ESXi hosts fails with PSOD and "PANIC bora/vmkernel/main/dlmalloc.c:4937 - Usage error in dlmalloc"
search cancel

ESXi hosts fails with PSOD and "PANIC bora/vmkernel/main/dlmalloc.c:4937 - Usage error in dlmalloc"

book

Article ID: 323555

calendar_today

Updated On:

Products

VMware NSX

Issue/Introduction

  • NSX version is 4.0.x.or NSX-T version is lower than 3.2.3.
  • ESXi host may fail with a Purple Screen of Death (PSOD) and "PANIC bora/vmkernel/main/dlmalloc.c:4937 - Usage error in dlmalloc"
  • There is more than 64 Edge Transport Nodes running on the ESXi host.
  • Backtrace is similar to:
    PANIC bora/vmkernel/main/dlmalloc.c:4937 - Usage error in dlmalloc
    PanicvPanicInt@vmkernel#nover+0x327 stack: 0x453a4f89b9b8, 0x0, 0x42002d0fefe3, 0x431242001300, 0x453a4f89b8e0
    Panic_NoSave@vmkernel#nover+0x4d stack: 0x453a4f89ba10, 0x453a4f89b9d0, 0x208, 0x42002d6a9053, 0x1349
    DLM_free@vmkernel#nover+0x22d stack: 0x431242001310, 0x42002d143afa, 0x3105ded66af, 0x453a4f89baf0, 0x3105ded66af
    Heap_Free@vmkernel#nover+0xba stack: 0x3105ded66af, 0x3b, 0x0, 0x3105ded66af, 0x431242001220
    [email protected]#1.1.7.0.21487563+0x124 stack: 0x10, 0x0, 0x10, 0x0, 0x0
    VMKAPICharDevDevfsWrapIoctl@vmkernel#nover+0x87 stack: 0x5c, 0x42002ed819f8, 0x42002d116991, 0x0, 0x2
    CharDriverIoctl@vmkernel#nover+0x7d stack: 0x430e6320e6a0, 0x430e63219920, 0x430c934f0780, 0x430c934f0780, 0x453a4f89be23
    DevFSIoctl@vmkernel#nover+0xad3 stack: 0x43120661bd50, 0x430a95414c50, 0x2, 0x0, 0x43110000003b
    FSSVec_Ioctl@vmkernel#nover+0x20 stack: 0x9, 0x42002d4b9105, 0x100, 0x400, 0x3
    FSSObjectIoctlCommon@vmkernel#nover+0x60 stack: 0x100, 0x400, 0x3, 0x100, 0xa
    FSS_IoctlByFH@vmkernel#nover+0x9f stack: 0x0, 0x3105ded66af, 0x3b, 0x3105ded66af, 0x0
    UserFile_PassthroughIoctl@vmkernel#nover+0x3f stack: 0x420053c00000, 0x42002d4d7f67, 0x433478409280, 0x433478409280, 0x453a4f89f140
    UserVmfs_Ioctl@vmkernel#nover+0x27 stack: 0x453a4f89f140, 0x0, 0x453a4f89bf40, 0xe, 0x453a4f89f000
    LinuxFileDesc_Ioctl@vmkernel#nover+0x51 stack: 0x453a4f89bf40, 0x10, 0x1, 0x42002d4b4864, 0xffffffffffffffef
    User_LinuxSyscallHandler@vmkernel#nover+0x1a4 stack: 0x0, 0x0, 0x0, 0x42002d14e068, 0x10b
    gate_entry@vmkernel#nover+0x68 stack: 0x0, 0x10, 0x416a86e037, 0x3105ded66af, 0x3

Environment

VMware NSX
VMware NSX-T Data Center

Cause

This is caused by net-vdl2 command run on the ESXi host, usually run during collection of diagnostic log bundle.

Resolution

This issue is resolved in VMware NSX 4.1 and NSX-T Data Center 3.2.3, available at Broadcom downloads.
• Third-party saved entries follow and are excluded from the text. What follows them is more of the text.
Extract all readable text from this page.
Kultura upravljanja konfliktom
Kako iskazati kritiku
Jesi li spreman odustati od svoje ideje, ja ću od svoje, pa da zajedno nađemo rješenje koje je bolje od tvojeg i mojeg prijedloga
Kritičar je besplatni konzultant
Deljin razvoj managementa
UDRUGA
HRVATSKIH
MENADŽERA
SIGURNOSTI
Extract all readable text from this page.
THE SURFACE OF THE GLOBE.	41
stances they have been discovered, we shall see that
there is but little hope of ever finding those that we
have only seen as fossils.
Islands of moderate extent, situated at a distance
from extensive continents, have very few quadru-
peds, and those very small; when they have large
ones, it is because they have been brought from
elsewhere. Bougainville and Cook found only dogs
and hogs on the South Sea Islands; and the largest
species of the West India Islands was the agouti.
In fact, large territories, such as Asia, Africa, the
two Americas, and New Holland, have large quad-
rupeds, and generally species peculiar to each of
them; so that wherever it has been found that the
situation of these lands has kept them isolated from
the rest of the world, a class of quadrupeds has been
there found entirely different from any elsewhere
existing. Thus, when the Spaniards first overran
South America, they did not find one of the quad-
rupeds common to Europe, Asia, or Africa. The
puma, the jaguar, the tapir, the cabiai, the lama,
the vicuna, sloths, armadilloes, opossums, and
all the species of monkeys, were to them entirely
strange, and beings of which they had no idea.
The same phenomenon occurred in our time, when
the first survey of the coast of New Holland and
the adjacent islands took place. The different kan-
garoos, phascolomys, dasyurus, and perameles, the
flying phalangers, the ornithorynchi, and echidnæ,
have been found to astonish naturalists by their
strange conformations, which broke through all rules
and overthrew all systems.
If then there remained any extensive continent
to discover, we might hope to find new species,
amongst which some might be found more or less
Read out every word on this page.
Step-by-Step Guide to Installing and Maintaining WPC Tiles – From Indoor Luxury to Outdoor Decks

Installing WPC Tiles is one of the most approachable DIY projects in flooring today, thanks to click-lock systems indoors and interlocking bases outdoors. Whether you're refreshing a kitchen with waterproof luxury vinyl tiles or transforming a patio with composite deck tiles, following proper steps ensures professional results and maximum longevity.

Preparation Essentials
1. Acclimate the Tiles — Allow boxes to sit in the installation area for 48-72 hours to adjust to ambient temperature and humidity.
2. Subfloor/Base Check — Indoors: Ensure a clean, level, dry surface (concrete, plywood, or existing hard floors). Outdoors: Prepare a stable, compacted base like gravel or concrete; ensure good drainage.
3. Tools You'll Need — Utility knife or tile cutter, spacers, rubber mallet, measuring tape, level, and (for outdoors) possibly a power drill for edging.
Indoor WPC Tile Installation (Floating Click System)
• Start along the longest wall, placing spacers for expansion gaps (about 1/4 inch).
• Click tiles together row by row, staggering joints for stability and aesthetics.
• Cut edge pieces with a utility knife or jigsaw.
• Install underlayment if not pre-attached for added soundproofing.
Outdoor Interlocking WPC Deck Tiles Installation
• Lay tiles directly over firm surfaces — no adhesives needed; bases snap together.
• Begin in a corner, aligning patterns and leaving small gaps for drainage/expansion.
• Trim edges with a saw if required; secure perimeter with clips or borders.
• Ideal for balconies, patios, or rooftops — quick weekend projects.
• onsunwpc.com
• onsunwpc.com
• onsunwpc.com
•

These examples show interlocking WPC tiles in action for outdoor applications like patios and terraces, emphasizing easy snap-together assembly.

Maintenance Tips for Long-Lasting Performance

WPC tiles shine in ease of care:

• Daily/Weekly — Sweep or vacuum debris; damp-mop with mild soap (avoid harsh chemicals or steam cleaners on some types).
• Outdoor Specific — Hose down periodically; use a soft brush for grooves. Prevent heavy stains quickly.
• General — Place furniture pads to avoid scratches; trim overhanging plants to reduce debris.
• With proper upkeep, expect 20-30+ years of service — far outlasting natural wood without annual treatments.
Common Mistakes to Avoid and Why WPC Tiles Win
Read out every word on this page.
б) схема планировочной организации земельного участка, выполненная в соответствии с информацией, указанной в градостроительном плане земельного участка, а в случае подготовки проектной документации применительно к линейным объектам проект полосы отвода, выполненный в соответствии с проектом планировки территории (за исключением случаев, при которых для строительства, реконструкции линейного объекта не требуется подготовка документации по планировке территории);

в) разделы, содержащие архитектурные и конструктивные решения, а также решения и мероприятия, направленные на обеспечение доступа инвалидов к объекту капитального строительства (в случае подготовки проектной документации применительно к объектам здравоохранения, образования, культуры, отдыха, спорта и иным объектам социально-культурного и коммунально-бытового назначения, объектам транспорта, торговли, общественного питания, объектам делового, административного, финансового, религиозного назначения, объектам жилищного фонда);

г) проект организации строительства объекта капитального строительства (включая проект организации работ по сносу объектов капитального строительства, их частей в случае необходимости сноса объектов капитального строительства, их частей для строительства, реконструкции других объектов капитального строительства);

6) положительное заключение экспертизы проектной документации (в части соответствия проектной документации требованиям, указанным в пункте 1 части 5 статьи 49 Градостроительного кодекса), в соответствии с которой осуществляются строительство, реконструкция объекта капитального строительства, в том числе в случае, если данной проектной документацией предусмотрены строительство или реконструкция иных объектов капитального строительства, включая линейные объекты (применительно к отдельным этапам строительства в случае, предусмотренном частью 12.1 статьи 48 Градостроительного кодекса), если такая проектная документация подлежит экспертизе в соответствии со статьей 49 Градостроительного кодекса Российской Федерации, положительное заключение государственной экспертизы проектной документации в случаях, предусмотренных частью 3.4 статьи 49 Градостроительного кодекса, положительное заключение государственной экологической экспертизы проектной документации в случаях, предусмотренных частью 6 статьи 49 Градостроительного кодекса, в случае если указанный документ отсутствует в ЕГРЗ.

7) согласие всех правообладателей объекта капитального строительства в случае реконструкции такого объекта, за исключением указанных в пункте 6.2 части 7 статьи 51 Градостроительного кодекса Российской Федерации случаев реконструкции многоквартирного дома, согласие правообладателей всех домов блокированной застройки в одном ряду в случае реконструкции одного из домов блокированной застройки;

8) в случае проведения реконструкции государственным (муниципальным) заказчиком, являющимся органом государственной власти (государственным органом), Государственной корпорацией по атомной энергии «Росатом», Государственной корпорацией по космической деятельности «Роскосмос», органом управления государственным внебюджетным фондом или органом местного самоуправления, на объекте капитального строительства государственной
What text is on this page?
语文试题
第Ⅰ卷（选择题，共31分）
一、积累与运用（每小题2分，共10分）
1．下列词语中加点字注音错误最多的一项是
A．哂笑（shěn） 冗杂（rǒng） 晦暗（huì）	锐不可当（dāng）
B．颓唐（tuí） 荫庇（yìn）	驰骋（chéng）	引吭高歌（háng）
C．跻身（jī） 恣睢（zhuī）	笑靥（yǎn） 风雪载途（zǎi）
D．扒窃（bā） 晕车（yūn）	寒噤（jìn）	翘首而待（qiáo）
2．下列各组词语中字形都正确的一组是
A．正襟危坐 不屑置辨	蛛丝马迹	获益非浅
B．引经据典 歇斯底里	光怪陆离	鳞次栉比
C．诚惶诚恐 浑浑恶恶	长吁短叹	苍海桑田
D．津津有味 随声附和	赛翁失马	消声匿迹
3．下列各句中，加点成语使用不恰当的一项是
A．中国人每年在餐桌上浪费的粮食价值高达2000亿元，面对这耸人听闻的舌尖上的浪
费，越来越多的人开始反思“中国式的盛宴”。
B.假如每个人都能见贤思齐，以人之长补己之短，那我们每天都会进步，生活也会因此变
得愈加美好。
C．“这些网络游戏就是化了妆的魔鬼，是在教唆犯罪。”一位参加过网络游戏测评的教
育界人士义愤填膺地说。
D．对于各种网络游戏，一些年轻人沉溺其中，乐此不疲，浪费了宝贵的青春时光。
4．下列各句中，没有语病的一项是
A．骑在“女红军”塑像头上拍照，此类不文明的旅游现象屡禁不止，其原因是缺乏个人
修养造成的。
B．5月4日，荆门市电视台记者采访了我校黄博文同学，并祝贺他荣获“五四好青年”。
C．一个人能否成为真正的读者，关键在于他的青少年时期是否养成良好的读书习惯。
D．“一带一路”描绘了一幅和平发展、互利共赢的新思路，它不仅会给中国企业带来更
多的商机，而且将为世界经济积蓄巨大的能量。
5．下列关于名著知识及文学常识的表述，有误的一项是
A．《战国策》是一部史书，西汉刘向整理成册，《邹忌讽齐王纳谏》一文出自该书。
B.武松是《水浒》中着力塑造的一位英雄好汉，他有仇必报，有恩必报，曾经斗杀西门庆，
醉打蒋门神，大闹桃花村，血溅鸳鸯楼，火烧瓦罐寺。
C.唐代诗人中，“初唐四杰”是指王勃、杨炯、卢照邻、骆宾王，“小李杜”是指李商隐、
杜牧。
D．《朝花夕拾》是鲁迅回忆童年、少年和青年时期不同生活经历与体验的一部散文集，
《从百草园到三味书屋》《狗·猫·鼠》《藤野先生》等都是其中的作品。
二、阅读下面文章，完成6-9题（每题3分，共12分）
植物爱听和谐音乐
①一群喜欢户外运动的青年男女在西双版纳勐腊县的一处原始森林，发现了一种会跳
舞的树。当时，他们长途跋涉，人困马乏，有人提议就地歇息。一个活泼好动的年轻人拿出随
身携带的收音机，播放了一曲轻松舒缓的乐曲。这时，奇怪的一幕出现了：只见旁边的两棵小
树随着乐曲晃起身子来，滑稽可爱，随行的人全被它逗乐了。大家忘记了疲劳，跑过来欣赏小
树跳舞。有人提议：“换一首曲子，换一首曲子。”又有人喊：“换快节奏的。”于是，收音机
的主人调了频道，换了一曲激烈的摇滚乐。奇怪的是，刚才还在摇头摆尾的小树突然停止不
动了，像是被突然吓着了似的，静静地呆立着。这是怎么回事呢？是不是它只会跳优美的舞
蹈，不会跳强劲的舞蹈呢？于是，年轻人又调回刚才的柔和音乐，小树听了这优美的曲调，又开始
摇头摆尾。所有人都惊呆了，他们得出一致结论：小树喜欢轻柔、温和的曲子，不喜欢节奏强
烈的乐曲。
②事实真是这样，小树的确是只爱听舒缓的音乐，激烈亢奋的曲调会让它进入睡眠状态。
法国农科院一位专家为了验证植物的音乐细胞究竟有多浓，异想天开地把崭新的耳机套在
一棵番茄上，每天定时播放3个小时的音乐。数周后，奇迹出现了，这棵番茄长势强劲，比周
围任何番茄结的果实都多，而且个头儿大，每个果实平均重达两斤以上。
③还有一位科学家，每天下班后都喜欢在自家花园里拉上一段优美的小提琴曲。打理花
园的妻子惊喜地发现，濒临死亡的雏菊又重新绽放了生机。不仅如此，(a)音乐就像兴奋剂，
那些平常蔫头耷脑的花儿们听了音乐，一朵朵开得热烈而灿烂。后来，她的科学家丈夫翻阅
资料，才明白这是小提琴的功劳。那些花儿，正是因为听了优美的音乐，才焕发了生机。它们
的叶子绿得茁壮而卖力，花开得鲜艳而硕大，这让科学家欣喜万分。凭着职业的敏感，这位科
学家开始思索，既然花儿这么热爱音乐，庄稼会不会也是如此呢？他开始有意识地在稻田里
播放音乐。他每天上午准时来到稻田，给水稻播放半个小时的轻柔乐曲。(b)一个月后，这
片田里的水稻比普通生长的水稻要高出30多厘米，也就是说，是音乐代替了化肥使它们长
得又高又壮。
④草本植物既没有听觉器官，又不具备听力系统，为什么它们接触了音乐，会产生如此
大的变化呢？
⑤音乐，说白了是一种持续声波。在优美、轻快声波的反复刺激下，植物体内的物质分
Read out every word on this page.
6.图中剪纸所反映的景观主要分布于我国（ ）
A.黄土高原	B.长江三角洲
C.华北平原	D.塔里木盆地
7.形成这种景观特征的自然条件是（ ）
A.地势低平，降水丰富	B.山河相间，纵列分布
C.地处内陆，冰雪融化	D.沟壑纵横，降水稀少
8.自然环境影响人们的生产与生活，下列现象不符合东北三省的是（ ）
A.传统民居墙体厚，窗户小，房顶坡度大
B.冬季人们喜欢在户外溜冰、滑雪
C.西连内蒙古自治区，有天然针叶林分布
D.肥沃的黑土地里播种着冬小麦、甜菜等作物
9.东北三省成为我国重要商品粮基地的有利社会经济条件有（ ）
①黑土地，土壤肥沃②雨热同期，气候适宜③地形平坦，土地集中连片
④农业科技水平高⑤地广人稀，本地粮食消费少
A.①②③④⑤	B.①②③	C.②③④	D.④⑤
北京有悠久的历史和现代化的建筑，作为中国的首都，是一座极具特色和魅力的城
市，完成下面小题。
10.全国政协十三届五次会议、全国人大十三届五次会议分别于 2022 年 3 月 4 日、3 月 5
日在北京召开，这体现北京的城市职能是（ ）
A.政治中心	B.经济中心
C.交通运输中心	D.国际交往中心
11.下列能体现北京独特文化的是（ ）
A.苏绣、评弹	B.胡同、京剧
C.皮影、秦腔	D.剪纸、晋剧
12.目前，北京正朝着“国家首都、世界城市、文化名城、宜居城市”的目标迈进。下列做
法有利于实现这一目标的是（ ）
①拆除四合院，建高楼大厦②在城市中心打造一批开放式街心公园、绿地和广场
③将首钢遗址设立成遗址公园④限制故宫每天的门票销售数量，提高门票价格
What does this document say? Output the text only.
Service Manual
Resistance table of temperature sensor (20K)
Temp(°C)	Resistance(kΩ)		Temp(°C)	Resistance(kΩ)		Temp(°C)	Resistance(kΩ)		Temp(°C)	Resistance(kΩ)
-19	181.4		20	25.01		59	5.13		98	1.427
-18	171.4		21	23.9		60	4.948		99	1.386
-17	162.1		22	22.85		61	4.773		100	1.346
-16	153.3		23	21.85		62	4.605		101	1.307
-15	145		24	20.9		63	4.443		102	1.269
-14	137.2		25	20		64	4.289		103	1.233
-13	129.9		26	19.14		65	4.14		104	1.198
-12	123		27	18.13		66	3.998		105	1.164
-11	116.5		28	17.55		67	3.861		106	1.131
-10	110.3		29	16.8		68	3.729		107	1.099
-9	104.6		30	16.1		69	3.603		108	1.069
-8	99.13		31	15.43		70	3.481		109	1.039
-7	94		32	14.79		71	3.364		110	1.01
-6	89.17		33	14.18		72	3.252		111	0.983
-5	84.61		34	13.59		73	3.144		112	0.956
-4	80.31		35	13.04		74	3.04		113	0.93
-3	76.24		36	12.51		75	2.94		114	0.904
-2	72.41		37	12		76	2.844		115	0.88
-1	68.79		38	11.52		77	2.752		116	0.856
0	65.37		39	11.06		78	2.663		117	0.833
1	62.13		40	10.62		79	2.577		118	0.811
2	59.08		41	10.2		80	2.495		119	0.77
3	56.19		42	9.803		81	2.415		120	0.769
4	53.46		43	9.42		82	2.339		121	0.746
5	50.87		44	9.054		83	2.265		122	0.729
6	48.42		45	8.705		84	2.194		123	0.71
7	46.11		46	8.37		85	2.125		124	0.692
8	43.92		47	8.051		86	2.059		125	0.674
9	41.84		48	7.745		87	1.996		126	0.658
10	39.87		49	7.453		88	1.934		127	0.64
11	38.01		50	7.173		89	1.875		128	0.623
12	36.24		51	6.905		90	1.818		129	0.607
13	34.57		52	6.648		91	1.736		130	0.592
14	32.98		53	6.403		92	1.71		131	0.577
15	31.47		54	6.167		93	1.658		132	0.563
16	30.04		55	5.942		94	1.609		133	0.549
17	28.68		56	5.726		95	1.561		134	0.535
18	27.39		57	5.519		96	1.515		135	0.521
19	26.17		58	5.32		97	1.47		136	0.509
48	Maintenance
If you are having difficulty finding and downloading software, please review the Download Broadcom products and software KB.


Workaround
  • Ensure that there is never more than 64 Edge Transport Nodes running on the ESXi host at any time.
  • More than 64 Edge Transport Nodes per ESXi host can cause CPU/memory/storage contention, causing performance issues on the ESXi and also performance issues the Edge VMs running on the host.

Additional Information

Impact/Risks:

Downtime on the ESXi host and failover of VMs (considering HA is enabled and allowed to restart the VMs on another host in the cluster).